Orthopedics
- Discipline: Orthopedics
- Language: English
- Edited by: Robert D'Ambrosia

Publication details
- History: 1978–present
- Publisher: Slack
- Frequency: Monthly
- Impact factor: 1.463 (2017)

Standard abbreviations
- ISO 4: Orthopedics

Indexing
- ISSN: 0147-7447 (print) 1938-2367 (web)

Links
- Journal homepage; Online archive;

= Orthopedics (journal) =

Orthopedics is a monthly peer-reviewed medical journal covering adult and pediatric orthopedic surgery and treatment. It was established in 1978 and is published by Slack.

==History==
The journal was established as a bimonthly journal in 1978 with H. Andrew Wissinger as founding editor-in-chief. The current editor-in-chief is Robert D'Ambrosia.
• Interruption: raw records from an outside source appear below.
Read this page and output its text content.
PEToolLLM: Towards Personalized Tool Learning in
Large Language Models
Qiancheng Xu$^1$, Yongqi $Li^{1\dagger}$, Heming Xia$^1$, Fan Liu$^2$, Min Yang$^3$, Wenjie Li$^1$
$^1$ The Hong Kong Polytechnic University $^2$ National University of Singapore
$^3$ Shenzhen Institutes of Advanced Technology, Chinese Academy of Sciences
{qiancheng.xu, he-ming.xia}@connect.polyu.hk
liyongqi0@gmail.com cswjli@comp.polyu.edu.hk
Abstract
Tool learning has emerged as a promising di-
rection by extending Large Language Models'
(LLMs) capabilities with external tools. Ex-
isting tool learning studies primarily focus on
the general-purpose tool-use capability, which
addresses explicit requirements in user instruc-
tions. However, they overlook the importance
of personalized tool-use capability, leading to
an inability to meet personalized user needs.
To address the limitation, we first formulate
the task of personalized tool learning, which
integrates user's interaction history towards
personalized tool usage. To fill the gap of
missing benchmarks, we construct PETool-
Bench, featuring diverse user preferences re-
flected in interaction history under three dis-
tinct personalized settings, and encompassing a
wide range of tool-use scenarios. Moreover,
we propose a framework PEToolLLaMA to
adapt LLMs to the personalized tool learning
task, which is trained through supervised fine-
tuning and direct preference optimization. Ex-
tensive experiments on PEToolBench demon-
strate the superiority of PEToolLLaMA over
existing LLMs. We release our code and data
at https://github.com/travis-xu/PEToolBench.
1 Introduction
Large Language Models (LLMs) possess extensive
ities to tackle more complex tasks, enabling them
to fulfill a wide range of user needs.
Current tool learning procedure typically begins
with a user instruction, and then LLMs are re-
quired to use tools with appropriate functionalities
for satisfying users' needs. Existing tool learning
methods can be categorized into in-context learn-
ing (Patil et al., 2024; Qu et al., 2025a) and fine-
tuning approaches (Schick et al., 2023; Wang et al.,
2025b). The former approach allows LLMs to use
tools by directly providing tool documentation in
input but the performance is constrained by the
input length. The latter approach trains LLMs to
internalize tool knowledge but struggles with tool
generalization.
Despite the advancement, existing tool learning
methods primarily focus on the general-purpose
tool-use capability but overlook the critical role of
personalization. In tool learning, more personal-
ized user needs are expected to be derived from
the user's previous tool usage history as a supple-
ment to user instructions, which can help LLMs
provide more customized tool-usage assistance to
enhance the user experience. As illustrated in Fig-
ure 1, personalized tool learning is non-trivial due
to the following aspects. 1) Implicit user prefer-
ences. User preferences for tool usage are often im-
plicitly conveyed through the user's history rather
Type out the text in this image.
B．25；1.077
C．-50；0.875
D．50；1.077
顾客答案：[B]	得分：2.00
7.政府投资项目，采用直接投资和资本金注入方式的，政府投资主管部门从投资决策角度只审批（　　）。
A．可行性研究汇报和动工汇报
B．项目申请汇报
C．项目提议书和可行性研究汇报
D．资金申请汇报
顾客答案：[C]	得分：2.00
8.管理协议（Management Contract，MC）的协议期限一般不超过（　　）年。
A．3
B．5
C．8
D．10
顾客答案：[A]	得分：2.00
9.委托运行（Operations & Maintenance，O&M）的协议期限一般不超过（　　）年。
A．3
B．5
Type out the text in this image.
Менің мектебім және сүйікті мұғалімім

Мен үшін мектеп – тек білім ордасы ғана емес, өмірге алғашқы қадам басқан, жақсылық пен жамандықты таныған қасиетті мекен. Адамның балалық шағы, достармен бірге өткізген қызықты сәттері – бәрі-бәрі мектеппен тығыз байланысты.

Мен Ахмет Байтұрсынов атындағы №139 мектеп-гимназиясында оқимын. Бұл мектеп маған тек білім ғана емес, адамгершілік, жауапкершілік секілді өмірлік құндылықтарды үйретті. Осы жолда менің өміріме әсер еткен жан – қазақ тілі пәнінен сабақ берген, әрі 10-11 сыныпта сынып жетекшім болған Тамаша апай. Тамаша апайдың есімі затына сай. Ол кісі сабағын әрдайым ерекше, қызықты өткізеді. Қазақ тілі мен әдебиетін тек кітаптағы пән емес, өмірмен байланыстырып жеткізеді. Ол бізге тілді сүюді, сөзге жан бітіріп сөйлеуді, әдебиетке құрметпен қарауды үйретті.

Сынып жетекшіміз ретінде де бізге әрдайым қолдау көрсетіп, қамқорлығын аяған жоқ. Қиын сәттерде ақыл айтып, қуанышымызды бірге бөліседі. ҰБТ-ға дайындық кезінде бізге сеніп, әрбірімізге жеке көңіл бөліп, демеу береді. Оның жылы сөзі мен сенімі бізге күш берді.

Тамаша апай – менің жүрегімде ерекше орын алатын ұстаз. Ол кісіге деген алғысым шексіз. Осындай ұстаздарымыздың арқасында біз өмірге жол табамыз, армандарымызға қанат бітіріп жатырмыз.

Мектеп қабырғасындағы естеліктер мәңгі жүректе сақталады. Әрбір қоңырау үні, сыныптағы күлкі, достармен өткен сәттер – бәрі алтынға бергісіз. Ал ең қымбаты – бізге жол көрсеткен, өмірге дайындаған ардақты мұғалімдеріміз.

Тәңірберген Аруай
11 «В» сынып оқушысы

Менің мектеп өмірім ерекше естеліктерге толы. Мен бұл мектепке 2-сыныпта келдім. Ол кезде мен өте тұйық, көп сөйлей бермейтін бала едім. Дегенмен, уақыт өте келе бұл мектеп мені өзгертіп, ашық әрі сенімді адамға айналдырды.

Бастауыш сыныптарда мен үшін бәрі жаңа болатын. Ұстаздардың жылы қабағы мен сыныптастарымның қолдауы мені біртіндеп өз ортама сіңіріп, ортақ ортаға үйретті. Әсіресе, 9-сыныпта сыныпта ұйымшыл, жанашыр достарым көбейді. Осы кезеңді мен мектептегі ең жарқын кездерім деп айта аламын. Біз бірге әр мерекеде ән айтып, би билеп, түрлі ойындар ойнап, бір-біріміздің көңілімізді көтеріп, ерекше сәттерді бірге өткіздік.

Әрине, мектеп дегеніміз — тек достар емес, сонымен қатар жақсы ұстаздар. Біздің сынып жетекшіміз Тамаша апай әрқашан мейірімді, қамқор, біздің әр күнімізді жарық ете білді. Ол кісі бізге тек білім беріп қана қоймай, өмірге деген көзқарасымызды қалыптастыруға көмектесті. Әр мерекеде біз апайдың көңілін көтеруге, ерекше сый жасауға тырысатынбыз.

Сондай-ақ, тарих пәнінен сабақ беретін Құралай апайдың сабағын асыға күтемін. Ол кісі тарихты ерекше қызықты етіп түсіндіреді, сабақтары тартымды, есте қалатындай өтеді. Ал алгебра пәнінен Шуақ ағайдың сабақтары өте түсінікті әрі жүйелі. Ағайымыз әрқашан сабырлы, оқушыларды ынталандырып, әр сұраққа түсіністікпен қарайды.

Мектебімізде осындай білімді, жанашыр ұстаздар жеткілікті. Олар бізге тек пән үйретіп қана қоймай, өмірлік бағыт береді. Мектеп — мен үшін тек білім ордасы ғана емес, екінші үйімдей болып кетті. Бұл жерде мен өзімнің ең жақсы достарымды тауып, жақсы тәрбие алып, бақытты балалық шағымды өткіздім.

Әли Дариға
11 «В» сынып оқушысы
==Abstracting and indexing==
The journal is abstracted and indexed in:

- Current Contents/Clinical Medicine
- EBSCO databases
- Embase
- MEDLINE/PubMed
- ProQuest databases
- Science Citation Index Expanded
- Scopus
- Social Sciences Citation Index

According to the Journal Citation Reports, the journal has a 2017 impact factor of 1.463.